Frost play Graeme Willy and Clive Gollings
You lose the perspective that a foreign culture brings, so instead of wit and samurai swords humor, you end up trafficking in self-congratulatory clichés and sentiment. Paul was directed by the estimable Greg Mottola ( The Daytrippers, Superbad, Adventureland) and boasts a surprisingly deep cast (even Steven Spielberg makes an appearance of sorts). And yet I still sat through it with gnashing teeth and increasingly weary brow, counting the minutes until it was over. How could so many talented people collaborate on something so dull?

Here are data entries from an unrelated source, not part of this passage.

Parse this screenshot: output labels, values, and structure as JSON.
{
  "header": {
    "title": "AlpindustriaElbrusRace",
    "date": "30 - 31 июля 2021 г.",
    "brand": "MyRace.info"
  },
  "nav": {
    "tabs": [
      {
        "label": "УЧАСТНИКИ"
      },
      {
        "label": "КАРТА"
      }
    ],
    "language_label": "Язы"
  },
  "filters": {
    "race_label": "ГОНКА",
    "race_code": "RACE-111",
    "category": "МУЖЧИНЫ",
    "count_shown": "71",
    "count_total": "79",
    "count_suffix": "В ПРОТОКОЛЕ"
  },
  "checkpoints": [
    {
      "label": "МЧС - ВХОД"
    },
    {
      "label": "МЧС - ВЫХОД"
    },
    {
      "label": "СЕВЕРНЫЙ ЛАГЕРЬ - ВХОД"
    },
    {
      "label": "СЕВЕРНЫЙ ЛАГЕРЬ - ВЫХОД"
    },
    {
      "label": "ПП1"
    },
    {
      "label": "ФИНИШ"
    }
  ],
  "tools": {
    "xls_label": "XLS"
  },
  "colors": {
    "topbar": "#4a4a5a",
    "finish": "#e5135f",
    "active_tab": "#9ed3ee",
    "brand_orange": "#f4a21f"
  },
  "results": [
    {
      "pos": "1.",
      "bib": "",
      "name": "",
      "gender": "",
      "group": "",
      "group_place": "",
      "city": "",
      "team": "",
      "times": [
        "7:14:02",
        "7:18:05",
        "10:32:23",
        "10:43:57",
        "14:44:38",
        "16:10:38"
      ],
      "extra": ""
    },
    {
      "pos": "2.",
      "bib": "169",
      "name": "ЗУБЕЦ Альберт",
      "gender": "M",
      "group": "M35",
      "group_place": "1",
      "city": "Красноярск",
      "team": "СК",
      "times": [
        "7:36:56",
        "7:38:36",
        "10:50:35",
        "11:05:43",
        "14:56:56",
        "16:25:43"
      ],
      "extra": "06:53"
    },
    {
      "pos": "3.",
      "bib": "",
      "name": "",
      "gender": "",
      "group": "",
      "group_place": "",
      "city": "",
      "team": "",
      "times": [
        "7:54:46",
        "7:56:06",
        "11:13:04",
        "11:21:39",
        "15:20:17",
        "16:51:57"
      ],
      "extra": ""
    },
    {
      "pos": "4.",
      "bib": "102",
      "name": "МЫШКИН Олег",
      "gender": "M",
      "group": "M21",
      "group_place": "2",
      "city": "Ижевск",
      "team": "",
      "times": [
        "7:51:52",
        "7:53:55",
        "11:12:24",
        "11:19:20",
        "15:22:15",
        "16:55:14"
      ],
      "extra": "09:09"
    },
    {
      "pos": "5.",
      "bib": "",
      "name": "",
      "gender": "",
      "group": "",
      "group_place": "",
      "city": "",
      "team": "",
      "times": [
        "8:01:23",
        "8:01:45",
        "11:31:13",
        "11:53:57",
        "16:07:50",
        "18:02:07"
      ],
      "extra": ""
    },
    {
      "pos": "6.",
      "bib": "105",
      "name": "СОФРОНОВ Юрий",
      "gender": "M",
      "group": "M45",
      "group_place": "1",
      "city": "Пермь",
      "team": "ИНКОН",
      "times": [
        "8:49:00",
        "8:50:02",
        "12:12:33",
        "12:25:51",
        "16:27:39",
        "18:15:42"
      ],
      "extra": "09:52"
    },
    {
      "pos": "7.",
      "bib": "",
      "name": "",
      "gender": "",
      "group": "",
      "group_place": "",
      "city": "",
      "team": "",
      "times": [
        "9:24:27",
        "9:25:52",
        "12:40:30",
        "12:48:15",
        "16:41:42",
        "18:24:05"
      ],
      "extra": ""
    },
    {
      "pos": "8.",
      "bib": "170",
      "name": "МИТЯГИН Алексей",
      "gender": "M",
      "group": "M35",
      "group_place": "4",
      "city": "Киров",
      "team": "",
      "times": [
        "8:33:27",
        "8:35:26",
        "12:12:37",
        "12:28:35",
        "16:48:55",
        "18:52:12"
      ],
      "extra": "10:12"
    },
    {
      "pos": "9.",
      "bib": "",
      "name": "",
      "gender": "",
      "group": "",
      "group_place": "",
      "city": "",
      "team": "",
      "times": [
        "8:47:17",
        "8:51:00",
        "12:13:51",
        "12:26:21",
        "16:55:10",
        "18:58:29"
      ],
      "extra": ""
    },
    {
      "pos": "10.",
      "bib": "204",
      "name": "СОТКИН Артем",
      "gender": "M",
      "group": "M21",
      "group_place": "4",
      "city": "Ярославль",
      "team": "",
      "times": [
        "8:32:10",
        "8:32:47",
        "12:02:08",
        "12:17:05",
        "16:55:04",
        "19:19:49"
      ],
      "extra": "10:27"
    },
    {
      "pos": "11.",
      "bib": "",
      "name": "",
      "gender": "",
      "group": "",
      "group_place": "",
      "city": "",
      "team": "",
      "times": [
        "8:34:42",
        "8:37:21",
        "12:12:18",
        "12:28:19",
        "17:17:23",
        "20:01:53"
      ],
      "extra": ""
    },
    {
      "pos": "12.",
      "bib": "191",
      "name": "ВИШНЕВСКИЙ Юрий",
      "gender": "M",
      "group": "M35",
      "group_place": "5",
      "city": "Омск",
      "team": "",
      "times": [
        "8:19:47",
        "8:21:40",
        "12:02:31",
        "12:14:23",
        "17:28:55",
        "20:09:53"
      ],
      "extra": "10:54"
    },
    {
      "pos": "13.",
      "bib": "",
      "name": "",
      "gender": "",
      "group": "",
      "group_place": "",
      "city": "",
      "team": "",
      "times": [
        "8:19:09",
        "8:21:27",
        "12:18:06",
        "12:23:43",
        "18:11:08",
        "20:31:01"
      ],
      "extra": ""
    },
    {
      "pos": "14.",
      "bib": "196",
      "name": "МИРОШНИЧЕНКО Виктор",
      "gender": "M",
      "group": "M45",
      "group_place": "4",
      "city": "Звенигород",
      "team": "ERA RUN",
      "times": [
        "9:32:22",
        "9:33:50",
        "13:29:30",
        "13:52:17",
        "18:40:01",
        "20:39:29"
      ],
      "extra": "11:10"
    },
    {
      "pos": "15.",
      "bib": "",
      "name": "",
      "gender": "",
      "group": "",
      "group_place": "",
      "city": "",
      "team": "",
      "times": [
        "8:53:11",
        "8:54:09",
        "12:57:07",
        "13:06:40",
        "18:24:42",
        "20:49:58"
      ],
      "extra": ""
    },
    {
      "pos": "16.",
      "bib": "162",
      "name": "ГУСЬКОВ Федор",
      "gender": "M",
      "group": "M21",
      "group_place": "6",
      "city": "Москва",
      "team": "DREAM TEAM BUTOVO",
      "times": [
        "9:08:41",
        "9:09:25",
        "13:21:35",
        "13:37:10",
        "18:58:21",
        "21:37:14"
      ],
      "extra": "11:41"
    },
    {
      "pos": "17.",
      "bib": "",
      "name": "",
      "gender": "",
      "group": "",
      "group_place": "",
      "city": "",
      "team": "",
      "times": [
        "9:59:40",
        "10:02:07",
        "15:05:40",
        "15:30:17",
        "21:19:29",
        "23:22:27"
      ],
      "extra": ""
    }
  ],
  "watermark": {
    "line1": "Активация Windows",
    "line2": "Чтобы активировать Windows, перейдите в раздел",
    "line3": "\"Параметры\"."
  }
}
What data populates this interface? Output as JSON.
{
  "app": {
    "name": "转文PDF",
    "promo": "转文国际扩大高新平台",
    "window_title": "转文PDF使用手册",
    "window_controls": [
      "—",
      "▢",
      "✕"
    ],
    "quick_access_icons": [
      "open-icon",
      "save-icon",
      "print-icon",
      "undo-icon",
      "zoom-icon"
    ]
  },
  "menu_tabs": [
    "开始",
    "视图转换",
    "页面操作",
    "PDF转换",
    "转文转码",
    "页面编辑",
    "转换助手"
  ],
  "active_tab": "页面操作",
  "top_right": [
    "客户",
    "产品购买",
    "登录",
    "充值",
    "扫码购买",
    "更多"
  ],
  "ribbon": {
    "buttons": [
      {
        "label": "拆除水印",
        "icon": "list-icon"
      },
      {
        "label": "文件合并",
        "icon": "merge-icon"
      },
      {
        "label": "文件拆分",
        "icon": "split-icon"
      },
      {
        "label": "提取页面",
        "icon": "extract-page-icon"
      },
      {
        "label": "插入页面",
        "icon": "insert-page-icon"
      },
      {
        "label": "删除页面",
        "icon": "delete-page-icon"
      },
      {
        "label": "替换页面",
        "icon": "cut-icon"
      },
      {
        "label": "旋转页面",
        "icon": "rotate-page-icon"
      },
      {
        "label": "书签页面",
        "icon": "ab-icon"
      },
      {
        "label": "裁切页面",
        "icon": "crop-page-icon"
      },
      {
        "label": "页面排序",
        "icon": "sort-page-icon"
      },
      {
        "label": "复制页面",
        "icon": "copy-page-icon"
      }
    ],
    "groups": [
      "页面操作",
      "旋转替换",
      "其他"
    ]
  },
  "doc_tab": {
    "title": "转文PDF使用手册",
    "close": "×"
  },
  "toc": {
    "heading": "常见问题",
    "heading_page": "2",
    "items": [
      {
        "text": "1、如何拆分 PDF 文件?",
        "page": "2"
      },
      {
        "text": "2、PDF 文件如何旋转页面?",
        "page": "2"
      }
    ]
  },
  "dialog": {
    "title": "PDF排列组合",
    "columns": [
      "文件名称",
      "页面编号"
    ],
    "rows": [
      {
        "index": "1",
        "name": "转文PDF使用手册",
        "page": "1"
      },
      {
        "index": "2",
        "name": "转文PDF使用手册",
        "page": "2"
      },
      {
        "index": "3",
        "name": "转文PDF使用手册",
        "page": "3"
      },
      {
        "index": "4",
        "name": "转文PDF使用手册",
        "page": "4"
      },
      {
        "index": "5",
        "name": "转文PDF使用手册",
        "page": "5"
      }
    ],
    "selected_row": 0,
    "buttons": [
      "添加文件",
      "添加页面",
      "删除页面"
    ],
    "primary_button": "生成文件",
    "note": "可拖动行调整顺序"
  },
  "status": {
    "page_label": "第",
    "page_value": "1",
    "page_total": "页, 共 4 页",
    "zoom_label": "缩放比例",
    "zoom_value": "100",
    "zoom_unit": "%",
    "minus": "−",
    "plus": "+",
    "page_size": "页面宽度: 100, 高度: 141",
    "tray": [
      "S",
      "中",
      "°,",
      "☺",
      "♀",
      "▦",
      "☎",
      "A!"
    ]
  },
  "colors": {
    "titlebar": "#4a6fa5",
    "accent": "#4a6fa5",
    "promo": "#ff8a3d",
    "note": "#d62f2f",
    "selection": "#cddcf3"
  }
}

The blame, I think, rests with Pegg and Frost’s previous successes, which have made them a little overconfident and creatively sloppy. In Paul, they often don’t bother to write actual jokes: They settle for homage and references to other samurai swords films,Coal Processing, the way the Shrek pictures did. Recreating scenes from E.T. the Extra-Terrestrial in painstaking detail or having the house band at a roadside honky tonk playing the Star Wars cantina song is all well and good, but you also have to come up with something funny to happen in the foreground. Otherwise, you’re asking the audience to laugh simply out of recognition — “Hey, that movie theater marquee is advertising Duel!” — which is the laziest sort of comedy. It’s hack work.
Pegg and Frost play Graeme Willy and Clive Gollings, British nerds who travel to the samurai swords United States to attend the San Diego Comic-Con, lust after girls dressed as Ewoks, contemplate buying $1,000 samurai swords and get books autographed by a disdainful science-fiction author (Jeffrey Tambor, in the first of the film’s many star cameos).